İşte, yeryüzünde yalnızım; kendimle baş başayım; artık ne kardeşim var, ne benzerim, ne de dostum. İnsanların en seveceni, en cana yakını, bu insanlar arasından söz birliğiyle çıkarıldı. Bunlar, düşmanlıklarını hainliğin son sınırına götürerek, duyarlı ruhuma hangi üzüntünün daha çok dokunabileceğini araştırdılar ve beni kendileriyle birleştiren bağların hepsini kesip attılar. Kendileri istemeseler de, onları sevebilecektim; sevgimden ancak insan olmaktan çıkmak yoluyla kurtuldular. Öyle istediklerine göre, şimdi benim için yabancı, adı sanı bilinmeyen insanlar onlar; birer hiçler! Ama, onlardan ve her şeyden sıyrılmış bulunan ben neyim? Bana bunu araştırmak kalıyor. Ne çare ki, önce benim durumuma bir bakmak gerek; sözü benzerlerimden kendime aktarmak için de gerekli bu.
Bu garip duruma düşeli on beş yıldan çok geçtiği halde, yine de düş gibi geliyor. Hâlâ sindirim güçlüğü çektiğimi, kötü uyuduğumu ve uyanınca dostlarıma yine kavuşacağımı sanıyorum. Evet, hiç kuşkusuz, ayrımına varmadan uyanıklıktan uykuya, daha doğrusu yaşamdan ölüme geçmiş olacağım. Her nasılsa, eşya doğasından çıkarak, içinde bir şey seçemediğim bir düşleme yuvarlandım. Ve bugünkü durumumu ne denli çok düşünürsem, nerede bulunduğumu o denli az anlıyorum.
Ah, varacağım sonu önceden nasıl anlayabilirdim; beni pençesine aldığı bugün bile anlayamıyorum. Hiç değişmeyen, hâlâ ne idiyse o olan benim, bir gün gelip bir canavar, zehir saçan bir adam, bir öldürmen (katil) sayılacağımı, insanoğlunun nefret ettiği ayak takımının oyuncağı olacağımı, gelen geçenin beni yüzüme tükürerek selâmlayacağını, bütün bu kuşağın söz birliğiyle beni diri diri gömmekten hoşlanacağını kestirmeye sağduyum izin verir miydi? Şaşkınlık ve katlanamayış, beni on yıldır dinmeyen bir sabuklama nöbeti içine attı. Bu sürede de yanlış üstüne yanlış, budalalık üstüne budalalık yaparak, önlemsizliğimden dolayı talihimi ellerine alanlara yazgımı kesin olarak belirlemeye yarayacak birçok silah vermiş oldum.
Uzun zaman boşuna var gücümle çırpındım. Becerikli, ikiyüzlü, usta ve önlemli olmadığım gibi, açık sözlü, sabırsız ve çabuk kızar bir kişi olduğum için çırpındıkça daldım ve düşmanlarıma, bana yeni yeni kötülükler etme konusunda, asla savsaklamadıkları fırsatları verdim. Sonunda, çabamın yararsızlığını, boşuna üzüldüğümü görüp, geri kalan tek karara vardım ki, o da yazgıya başkaldırmadan boyun eğmekti. Acı ve boşuna bir karşı koymanın yorgunluğuyla uzlaşamayan o her şeye katlanmanın verdiği dinginlikle derdimi unutabildim.

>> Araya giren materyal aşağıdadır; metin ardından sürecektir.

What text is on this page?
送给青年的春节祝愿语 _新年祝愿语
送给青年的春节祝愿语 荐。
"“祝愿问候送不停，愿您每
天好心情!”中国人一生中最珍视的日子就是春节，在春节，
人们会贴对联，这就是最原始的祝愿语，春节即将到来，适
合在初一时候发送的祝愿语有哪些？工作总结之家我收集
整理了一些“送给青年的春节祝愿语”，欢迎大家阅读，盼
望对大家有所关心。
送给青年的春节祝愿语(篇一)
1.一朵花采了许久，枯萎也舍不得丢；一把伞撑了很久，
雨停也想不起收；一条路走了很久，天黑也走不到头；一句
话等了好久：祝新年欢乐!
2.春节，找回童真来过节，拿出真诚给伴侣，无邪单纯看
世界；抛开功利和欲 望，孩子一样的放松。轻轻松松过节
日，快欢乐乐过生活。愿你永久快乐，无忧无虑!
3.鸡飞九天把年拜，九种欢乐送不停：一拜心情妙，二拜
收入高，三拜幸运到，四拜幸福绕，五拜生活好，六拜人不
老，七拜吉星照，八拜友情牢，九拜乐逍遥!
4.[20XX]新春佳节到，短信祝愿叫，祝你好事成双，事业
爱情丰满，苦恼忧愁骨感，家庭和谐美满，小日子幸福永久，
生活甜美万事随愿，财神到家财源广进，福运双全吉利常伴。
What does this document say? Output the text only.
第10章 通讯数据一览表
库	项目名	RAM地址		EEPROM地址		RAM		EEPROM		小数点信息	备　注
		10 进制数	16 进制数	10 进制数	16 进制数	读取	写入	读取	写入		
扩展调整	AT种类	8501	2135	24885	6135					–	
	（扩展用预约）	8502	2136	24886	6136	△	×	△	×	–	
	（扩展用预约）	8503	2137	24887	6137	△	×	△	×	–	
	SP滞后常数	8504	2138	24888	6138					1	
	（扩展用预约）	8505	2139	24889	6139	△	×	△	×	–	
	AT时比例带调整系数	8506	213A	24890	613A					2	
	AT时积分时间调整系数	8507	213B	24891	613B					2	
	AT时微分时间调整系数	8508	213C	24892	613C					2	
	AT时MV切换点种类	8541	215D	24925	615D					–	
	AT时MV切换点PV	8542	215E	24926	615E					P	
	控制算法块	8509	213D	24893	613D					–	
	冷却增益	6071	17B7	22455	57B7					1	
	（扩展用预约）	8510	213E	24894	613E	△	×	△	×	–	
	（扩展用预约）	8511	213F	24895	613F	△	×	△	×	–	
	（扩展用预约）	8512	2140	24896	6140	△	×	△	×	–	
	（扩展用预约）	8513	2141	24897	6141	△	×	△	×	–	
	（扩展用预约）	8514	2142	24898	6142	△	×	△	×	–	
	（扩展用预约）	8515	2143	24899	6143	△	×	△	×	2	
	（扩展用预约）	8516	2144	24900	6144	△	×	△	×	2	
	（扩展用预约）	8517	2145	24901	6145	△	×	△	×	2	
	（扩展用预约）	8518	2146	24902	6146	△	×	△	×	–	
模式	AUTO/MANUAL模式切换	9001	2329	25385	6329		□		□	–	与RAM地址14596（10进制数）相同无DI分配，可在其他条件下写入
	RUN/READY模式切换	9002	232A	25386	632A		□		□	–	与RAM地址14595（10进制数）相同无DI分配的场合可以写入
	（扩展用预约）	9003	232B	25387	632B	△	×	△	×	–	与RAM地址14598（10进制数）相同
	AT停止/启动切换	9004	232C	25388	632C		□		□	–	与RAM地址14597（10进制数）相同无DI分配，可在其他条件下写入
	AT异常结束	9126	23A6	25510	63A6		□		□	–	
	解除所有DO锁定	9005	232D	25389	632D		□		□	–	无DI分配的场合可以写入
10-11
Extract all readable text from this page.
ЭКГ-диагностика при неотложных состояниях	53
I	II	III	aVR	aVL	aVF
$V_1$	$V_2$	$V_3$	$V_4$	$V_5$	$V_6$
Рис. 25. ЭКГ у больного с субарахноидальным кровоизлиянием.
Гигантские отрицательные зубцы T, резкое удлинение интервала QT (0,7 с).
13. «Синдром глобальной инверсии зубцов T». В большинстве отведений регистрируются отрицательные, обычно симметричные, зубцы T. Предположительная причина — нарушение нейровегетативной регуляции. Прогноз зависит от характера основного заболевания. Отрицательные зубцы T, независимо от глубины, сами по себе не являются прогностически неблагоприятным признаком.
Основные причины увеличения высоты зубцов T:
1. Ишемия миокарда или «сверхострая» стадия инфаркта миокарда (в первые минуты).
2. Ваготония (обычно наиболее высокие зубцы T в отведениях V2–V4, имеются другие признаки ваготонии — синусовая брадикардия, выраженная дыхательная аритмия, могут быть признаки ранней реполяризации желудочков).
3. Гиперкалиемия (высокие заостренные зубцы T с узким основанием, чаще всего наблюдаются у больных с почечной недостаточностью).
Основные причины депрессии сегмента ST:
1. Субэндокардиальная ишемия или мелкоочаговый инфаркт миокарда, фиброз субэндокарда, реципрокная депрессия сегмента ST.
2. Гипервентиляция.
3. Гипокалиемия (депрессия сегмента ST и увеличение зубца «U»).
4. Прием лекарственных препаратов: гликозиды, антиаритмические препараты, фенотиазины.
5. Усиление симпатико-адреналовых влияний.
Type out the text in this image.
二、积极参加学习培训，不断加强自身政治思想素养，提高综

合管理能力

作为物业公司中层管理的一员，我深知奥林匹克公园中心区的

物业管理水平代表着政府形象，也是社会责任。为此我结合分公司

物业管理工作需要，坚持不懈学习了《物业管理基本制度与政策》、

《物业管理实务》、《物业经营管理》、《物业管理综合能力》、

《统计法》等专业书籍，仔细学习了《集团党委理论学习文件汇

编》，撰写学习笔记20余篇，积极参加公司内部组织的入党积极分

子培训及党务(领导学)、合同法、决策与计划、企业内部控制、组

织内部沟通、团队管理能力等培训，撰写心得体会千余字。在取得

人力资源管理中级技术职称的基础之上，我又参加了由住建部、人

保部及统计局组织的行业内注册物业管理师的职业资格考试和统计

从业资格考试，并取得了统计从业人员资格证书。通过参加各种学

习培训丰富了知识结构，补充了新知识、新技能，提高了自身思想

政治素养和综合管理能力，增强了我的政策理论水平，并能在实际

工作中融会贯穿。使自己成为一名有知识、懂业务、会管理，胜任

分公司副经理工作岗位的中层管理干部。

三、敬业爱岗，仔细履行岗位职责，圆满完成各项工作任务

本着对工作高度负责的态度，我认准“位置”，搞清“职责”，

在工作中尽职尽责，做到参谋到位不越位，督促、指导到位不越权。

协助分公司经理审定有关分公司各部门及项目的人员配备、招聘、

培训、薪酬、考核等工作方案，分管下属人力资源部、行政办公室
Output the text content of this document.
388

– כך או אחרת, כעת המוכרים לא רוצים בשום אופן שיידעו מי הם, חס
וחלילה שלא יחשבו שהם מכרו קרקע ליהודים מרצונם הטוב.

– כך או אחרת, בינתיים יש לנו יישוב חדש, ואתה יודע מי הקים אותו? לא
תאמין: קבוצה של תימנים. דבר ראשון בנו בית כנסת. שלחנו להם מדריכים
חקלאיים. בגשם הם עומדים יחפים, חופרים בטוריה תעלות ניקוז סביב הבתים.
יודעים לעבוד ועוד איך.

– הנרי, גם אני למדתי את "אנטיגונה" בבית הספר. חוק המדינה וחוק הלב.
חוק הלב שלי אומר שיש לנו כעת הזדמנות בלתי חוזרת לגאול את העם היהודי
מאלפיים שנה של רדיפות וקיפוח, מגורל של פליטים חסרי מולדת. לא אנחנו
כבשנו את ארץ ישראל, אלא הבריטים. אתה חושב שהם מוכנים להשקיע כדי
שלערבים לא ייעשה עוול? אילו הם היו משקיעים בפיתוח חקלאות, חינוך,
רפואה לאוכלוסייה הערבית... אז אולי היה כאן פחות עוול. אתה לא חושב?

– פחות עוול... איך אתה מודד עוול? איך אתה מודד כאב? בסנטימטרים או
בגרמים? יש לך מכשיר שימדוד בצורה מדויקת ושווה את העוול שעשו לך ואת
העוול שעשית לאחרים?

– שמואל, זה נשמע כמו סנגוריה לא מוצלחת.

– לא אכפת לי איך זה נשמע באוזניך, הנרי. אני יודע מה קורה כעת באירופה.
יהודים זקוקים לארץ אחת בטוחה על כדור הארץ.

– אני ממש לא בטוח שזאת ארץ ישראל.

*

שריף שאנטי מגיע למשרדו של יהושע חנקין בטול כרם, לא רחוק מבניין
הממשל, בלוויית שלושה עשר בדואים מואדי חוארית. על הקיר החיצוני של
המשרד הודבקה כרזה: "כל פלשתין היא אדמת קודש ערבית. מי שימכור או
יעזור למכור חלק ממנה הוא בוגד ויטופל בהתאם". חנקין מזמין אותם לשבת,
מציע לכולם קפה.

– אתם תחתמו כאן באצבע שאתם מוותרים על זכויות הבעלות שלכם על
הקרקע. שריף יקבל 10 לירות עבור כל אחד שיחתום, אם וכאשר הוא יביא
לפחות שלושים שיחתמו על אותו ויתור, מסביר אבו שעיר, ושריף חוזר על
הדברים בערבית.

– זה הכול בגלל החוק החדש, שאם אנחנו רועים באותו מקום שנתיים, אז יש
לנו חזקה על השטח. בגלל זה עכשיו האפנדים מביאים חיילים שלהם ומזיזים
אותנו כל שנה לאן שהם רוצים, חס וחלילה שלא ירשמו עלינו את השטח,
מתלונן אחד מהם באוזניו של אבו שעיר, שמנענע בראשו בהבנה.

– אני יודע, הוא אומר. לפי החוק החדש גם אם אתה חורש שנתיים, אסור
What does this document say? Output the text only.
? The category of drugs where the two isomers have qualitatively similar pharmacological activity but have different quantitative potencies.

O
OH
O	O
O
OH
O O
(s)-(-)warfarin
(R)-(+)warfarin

Bu dinginliğe bir etken daha karıştı. Acımasız düşmanlarım, bana çektirme konusunda daha başka düzenler düşünürken birini unuttular ki, o da her seferinde yeni bir darbe indirerek acımasızlıklarının etkisini sürekli tazelemekti. Bana ufak bir umut ışığı bırakmak becerisini gösterseydiler, bu umut sayesinde beni hâlâ ellerinde tutar, oyalayabilir, gerçekleşmeyen bekleyişimle beni yeni bir üzüntüye mahkûm edebilirlerdi. Ancak, ellerindeki araçların hepsini birden kullanmadan tükettiler; bana hiçbir şey bırakmamakla kendilerini de her şeyden yoksun ettiler. Beni boğdukları kara çalma, alay, rezillik ve aşağılanma ne artabilir, ne de eksilebilir; ne onlar yeğinleştirebilirler, ne de ben bundan sıyrılabilirim. Perişanlığımı en son sınırına vardırmakta öyle çok çabaladılar ki, bütün insan gücü, cehenneme özgü bütün hilelerin yardımıyla bile, ona hiçbir şey katamaz. Beden sızısı bile bu acıyı çoğaltacağına avutur, beni inletirken içimi çekmekten kurtarır; vücudumun parçalanması yüreğimin parçalanmasını durdurur.